Nata a Murray, Iowa, nel 1900, Meridel Le Sueur è cresciuta in un’atmosfera di fervore politico e sociale. Figlia di attivisti radicali e femministe, la sua formazione avvenne tra le praterie del Midwest e le prime comuni socialiste americane. Sin da giovane, scelse di schierarsi dalla parte degli oppressi, vivendo in prima persona le difficoltà della Grande Depressione e le lotte sindacali degli anni '30. La sua vita non fu mai separata dalla sua scrittura: Meridel fu una militante del Partito Comunista, una giornalista d'assalto e una madre che sperimentò la povertà, trasformando ogni cicatrice sociale in un materiale narrativo incandescente.

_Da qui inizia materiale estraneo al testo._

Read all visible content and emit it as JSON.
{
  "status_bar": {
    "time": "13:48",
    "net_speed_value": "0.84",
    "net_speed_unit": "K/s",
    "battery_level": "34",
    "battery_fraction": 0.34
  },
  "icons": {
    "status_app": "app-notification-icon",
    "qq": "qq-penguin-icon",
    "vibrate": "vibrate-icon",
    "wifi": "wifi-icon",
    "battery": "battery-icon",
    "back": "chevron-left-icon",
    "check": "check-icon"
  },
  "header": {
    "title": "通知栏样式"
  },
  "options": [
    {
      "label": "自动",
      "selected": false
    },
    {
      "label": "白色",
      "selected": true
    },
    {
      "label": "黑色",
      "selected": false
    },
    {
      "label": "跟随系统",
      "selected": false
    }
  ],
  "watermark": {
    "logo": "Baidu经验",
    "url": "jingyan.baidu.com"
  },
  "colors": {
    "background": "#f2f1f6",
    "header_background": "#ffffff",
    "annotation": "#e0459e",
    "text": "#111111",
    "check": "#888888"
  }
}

La sua poetica è caratterizzata da un "lirismo proletario" unico, capace di fondere la durezza della cronaca con una sensibilità quasi mistica per la terra e il corpo femminile. In opere fondamentali come The Girl, Salute to Spring, il celebre saggio Women on the Breadlines, la Le Sueur denunciò l'invisibilità delle donne durante la crisi economica, descrivendo la fame e l'attesa con una precisione devastante. Per lei, la scrittura era un atto collettivo: non scriveva "per" il popolo, ma "dal" popolo. La sua prosa e la sua poesia sono intrise di ritmi agrari e di una visione ciclica della vita, dove la resistenza dei lavoratori è paragonata alla forza inarrestabile della germinazione primaverile.
Durante gli anni del maccartismo, Meridel Le Sueur fu vittima della "lista nera" e subì decenni di ostracismo editoriale e sorveglianza da parte dell'FBI. Tuttavia, non smise mai di scrivere, rifugiandosi in una dimensione più legata ai miti dei nativi americani e all'ecofemminismo ante-litteram.
In Italia, la sua riscoperta è stata merito di progetti culturali come la Casa della Poesia di Baronissi, che ha contribuito a diffondere la sua voce profetica, capace di unire la lotta di classe alla sacralità della natura. È stata una pioniera nel riconoscere il legame tra lo sfruttamento della terra e quello delle donne, anticipando temi che sarebbero diventati centrali molti decenni dopo.
Scomparsa nel 1996 a Hudson, Wisconsin, all'età di 96 anni, Meridel Le Sueur resta l'archetipo della scrittrice-testimone. La sua eredità è un invito a guardare la Storia non attraverso i grandi nomi, ma attraverso le mani di chi semina, di chi sciopera e di chi mette al mondo il futuro. È la poetessa della "connessione", colei che ci ha insegnato che nessuno è un'isola e che la parola, quando è onesta, ha il potere di nutrire quanto il pane.